Mi primera experiencia como conductor de BlaBlaCar, enmarcada en mi segunda semana como universitario; estreno zapatillas, me aprietan un poco el dedo gordo del pie izquierdo -la dependienta buenorra consiguió colarme un número menos para no perder la venta- y no conozco a ninguno de los tres pasajeros a los que espero. Tanta novedad me abruma.
Van llegando.
La primera, una tal Sandra, amiga de una amiga; una rubia muy pija, con minifalda y taconazos. Su saludo consiste en una advertencia: el faro trasero derecho de mi Ford está roto. Me bajo y compruebo que tiene razón; tendré que ir al taller. Ella, ya acomodada en el asiento del copi, saca su iPhone y me olvida. Treinta segundos más tarde llega Fermín; va con el grupo de los Desgarbaos, pero nunca habíamos hablado; me saluda y me pide que baje la radio. Empezamos bien. La última, la hija del electricista; mi madre dice que es muy maja; se referirá al carácter.
Estamos todos. Nos ponemos en marcha.
Ni cinco minutos de trayecto llevamos cuando siento el olor. Inconfundible. ¿Será posible? ¡Uno de ellos se ha rajado! No soy el único que lo nota. La pija levanta los ojos de la pantalla y me mira de soslayo. Por el retrovisor veo a Fermín; se ajusta las gafas, nervioso; tira del cinturón, parece que le molesta. ¿No tiene cara de culpable? A su lado, la hija del chispas se muerde el labio. No, nada sensual. Si acaso, un gesto sospechoso. Bajo la ventanilla y entra aire congelado que no logra exorcizar ese espíritu maligno etéreo que se ha introducido en mi cuerpo a través de mis fosas nasales. Alguna tosecilla por ahí atrás, y, a mi lado, un “o sssea, no me lo puedo creer”, susurrado. ¿Está disimulando?
Y el tufo que no se va. Quizá el espíritu sea más corpóreo de lo que creía. ¡Qué viaje tan largo!
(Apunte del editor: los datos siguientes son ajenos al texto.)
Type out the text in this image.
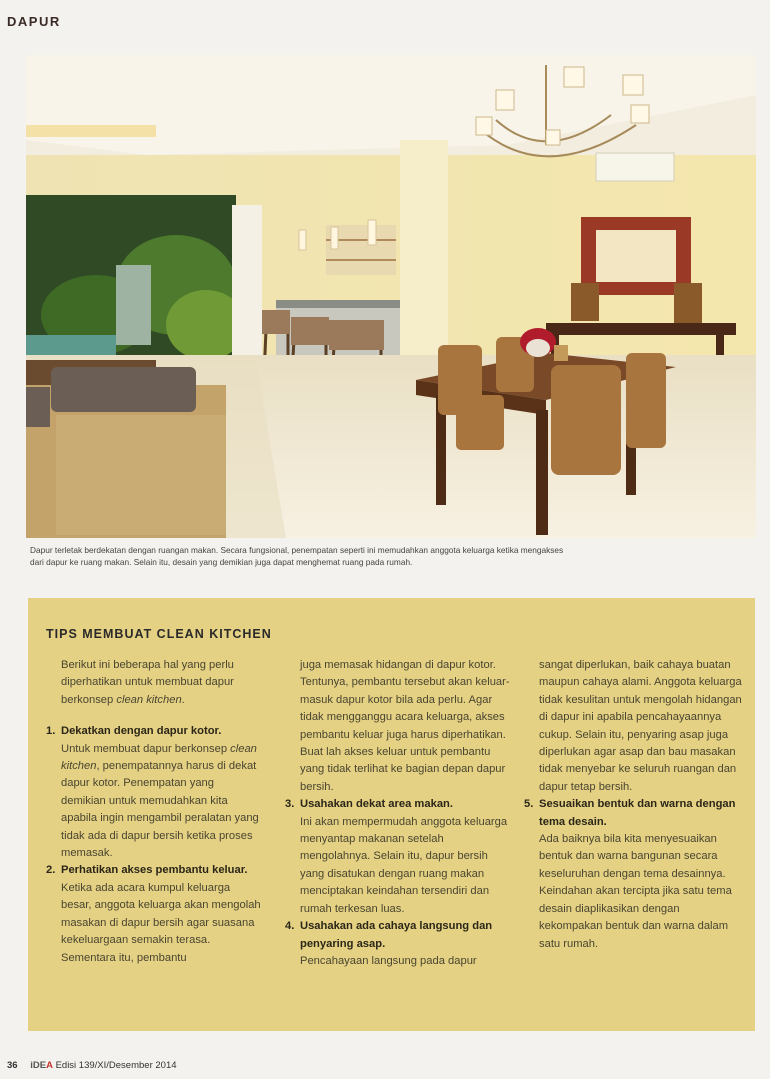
DAPUR
Dapur terletak berdekatan dengan ruangan makan. Secara fungsional, penempatan seperti ini memudahkan anggota keluarga ketika mengakses dari dapur ke ruang makan. Selain itu, desain yang demikian juga dapat menghemat ruang pada rumah.
TIPS MEMBUAT CLEAN KITCHEN

Berikut ini beberapa hal yang perlu diperhatikan untuk membuat dapur berkonsep clean kitchen.

1. Dekatkan dengan dapur kotor.

Untuk membuat dapur berkonsep clean kitchen, penempatannya harus di dekat dapur kotor. Penempatan yang demikian untuk memudahkan kita apabila ingin mengambil peralatan yang tidak ada di dapur bersih ketika proses memasak.

2. Perhatikan akses pembantu keluar.

Ketika ada acara kumpul keluarga besar, anggota keluarga akan mengolah masakan di dapur bersih agar suasana kekeluargaan semakin terasa. Sementara itu, pembantu

juga memasak hidangan di dapur kotor. Tentunya, pembantu tersebut akan keluar-masuk dapur kotor bila ada perlu. Agar tidak mengganggu acara keluarga, akses pembantu keluar juga harus diperhatikan. Buat lah akses keluar untuk pembantu yang tidak terlihat ke bagian depan dapur bersih.

3. Usahakan dekat area makan.

Ini akan mempermudah anggota keluarga menyantap makanan setelah mengolahnya. Selain itu, dapur bersih yang disatukan dengan ruang makan menciptakan keindahan tersendiri dan rumah terkesan luas.

4. Usahakan ada cahaya langsung dan penyaring asap.

Pencahayaan langsung pada dapur

sangat diperlukan, baik cahaya buatan maupun cahaya alami. Anggota keluarga tidak kesulitan untuk mengolah hidangan di dapur ini apabila pencahayaannya cukup. Selain itu, penyaring asap juga diperlukan agar asap dan bau masakan tidak menyebar ke seluruh ruangan dan dapur tetap bersih.

5. Sesuaikan bentuk dan warna dengan tema desain.

Ada baiknya bila kita menyesuaikan bentuk dan warna bangunan secara keseluruhan dengan tema desainnya. Keindahan akan tercipta jika satu tema desain diaplikasikan dengan kekompakan bentuk dan warna dalam satu rumah.

36 iDEA Edisi 139/XI/Desember 2014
¿Quién ha sido? ¡Hagan apuestas, señores!
Como mis habilidades detectivescas dejan mucho que desear, opto por la vía directa y, mientras aparco, pregunto. Evidentemente, todos lo niegan, ofendidos. Descienden del coche a toda prisa. Mañana ninguno repetirá. ¡Me indigno!
Camino hacia la facultad. La peste me persigue. ¿Estoy poseído?
Entonces me encuentro con Sebas.
-Oye tío -me dice-, vaya manera de empezar el día. Llevas una mierda pegada en la suela.